Brengsek, Soonyoung membatin dalam hati.

Tragedi itu membuatnya harus berurusan dengan beberapa ganti rugi dan segala macamnya atas nama fasilitas kampus, lalu masih dengan cengeges di wajah Jihoon menepuk pundak dan memberinya jempol.

Nice.

“Bacot.” Adalah satu-satunya sumpah serapah yang dapat ia lontarkan, namun alih-alih terdengar kasar hanya ada kefrustrasian di dalamnya.

Keduanya sekarang tengah mendudukan diri di trotoar; bersebelahan, saling berdiam. Namun entah mengapa heningnya bukan dalam artian buruk.

Dan lagi-lagi Lee Jihoon dan bibir ranumnya mengeluarkan hal-hal yang tak terduga.

“Jadi, offeringnya gimana?”

Dirinya mendengus. “Udahlah Ji, gak usah mancing-mancing.”

Si dia membalas dengan kekehan. “Langsung ketemu yang lain aja atau lewat lo?”

“Ini serius atau bercandaan si?”

“Lo maunya gue bercanda?”

“ENGGA, ENGGA!” Dengan sigap ia menoleh ke arah pemuda di sebelahnya. “Ketemu yang lain dulu. Deal?

Jihoon mengangkat kedua bahunya santai. “Oke.”

Soonyoung mencoba menahan senyumnya dengan menyembunyikannya dibalik telapak tangan, namun kalau dipikir-pikir Jihoon bahkan sudah melihat sisi termemalukannya dalam kurun waktu beberapa menit.

Jadi, apa lagii yang perlu ditakuti?

Junhui.

Bukan, awalnya bukan disengaja. Iya, yang seterusnya itu disengaja. Galon pecah, itu tragedi. Token listrik abis, itu namanya akal-akalan.

Kenapa dia ngelakuin itu? Kurang lebih karena tetangga sebelahnya terlalu seru untuk gak dikerjain. Tutur katanya yang selalu sabar dan atentif dalam menanggapi segala kebodohan Junhui, dan caranya dalam membimbing dan mengayomi pada setiap hal absurd yang Junhui ciptakan.

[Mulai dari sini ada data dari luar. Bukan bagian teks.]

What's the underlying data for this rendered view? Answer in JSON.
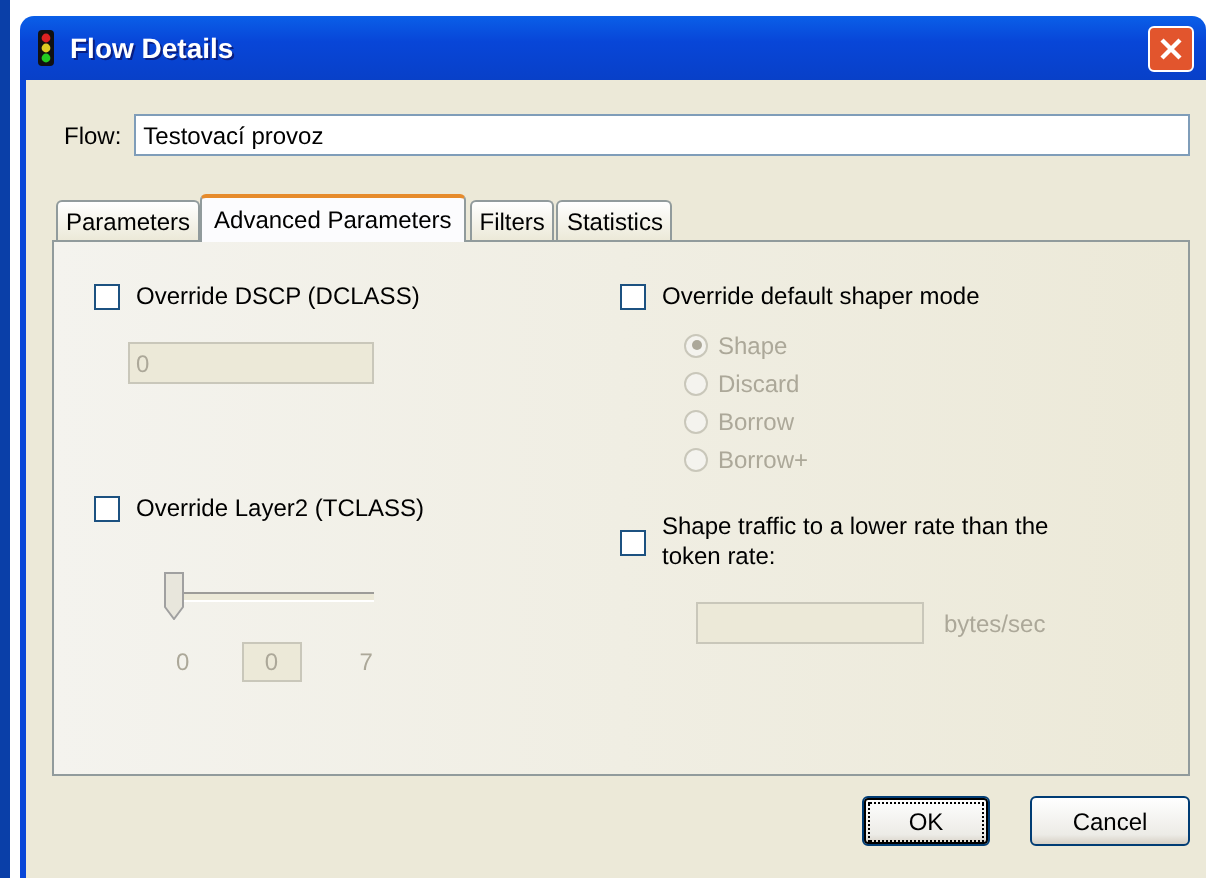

Makanya itu, dia jadi betah ngerjain. Betah ngulang-ngulang kesalahan bodoh yang cuma akan bikin dia diceramahin, dan betah ngeliat gimana tentangga samping kamarnya yang notabene orang asing itu berperan dengan begitu bisa diandalkan pun Junhui hanya bisa menjadi beban.

Ditambah lagi, beliau bisa main gitar. Ditambah lagi, R&J lagi butuh gitaris.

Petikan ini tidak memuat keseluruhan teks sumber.